Rank-and-file Keep Stations Fight Alive

Posted in Tubeworker's blog on ,

More thoughts following the recent reps' meeting

Rank-and-file union reps have made sure that RMT will keep fighting LUL’s attacks on station staffing levels.
At the recent reps’ meeting, the “top table” tried to persuade us that the latest draft rosters were the best we were going to get, and recommended that we accept them. But rep after rep outlined why their group’s rosters were not acceptable, and insisted that the union reject them and fight for more.

Local reps told negotiators that union members on the groups which stood to lose out felt very strongly about the de-staffing. Reps were clearly representing the sentiment of rank-and-file workers, and pleaded not to have to go back to their groups and tell them that RMT had accepted the rosters.

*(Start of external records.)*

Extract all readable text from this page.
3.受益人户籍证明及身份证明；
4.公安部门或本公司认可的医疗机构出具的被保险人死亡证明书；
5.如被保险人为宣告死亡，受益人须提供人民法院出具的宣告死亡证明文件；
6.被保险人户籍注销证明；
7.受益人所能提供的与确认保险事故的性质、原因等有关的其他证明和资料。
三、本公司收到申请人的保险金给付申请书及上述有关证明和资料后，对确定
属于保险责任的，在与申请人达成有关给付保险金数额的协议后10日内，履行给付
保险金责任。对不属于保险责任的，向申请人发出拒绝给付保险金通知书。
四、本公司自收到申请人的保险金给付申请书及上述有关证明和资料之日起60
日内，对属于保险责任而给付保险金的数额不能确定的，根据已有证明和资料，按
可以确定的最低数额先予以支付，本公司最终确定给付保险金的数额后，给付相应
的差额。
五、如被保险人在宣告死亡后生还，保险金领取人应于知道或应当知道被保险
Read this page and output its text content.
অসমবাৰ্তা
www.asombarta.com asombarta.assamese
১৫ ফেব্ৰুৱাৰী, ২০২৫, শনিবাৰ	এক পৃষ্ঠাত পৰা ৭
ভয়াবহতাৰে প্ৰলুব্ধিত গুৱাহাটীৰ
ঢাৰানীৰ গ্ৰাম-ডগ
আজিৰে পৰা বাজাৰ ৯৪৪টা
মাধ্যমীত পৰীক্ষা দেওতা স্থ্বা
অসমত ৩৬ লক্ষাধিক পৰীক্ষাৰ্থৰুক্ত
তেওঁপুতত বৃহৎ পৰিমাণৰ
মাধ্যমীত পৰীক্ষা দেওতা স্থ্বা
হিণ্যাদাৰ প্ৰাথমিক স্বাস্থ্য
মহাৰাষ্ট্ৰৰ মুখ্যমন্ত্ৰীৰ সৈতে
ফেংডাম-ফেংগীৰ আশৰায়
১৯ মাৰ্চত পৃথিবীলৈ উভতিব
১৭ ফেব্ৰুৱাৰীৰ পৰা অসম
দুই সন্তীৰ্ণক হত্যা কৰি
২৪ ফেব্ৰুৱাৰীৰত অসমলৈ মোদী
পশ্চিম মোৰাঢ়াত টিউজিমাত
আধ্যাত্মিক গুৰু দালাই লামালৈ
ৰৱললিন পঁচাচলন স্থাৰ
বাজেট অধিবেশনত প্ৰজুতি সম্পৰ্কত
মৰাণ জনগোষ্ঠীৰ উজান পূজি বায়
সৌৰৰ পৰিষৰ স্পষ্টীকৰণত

Full-timers tried to persuade reps not to be “afraid of change”. But reps replied that this was not merely a change, but an attack.

To their credit, the top table listened to the feelings of the meeting, and after a short adjournment, came back to propose a way forward. They would go back to management, tell them that these rosters were unacceptable, and demand that concerns be addressed through safety validation.

The full-timers were right about one thing. We will not get much more by talking to management. But that does not mean that we have to give up – rather, that we will need to take action. Some people think that station staff will not be willing to strike, because most of us face rosters that are OK. But it is a basic principle of trade unionism that “an injury to one is an injury to all”, and time and again Tube workers have shown willing to act in defence of colleagues.

In any case, we can be thoughtful and imaginative about the action we take – for example, an overtime ban across the system, with targeted strike action in the groups worst hit.

So what now? The danger is that having successfully kept the union in the fight, rank-and-file activists may now sit back and wait to be told of developments. We have to keep the ball in our own court, and insist on regular reports from negotiators.

At the same time, we should be doing our own organising – keeping up membership levels, making sure that everyone is ready to take action, and making particular effort to tell staff on the groups whose rosters are OK about the fate of those that are not.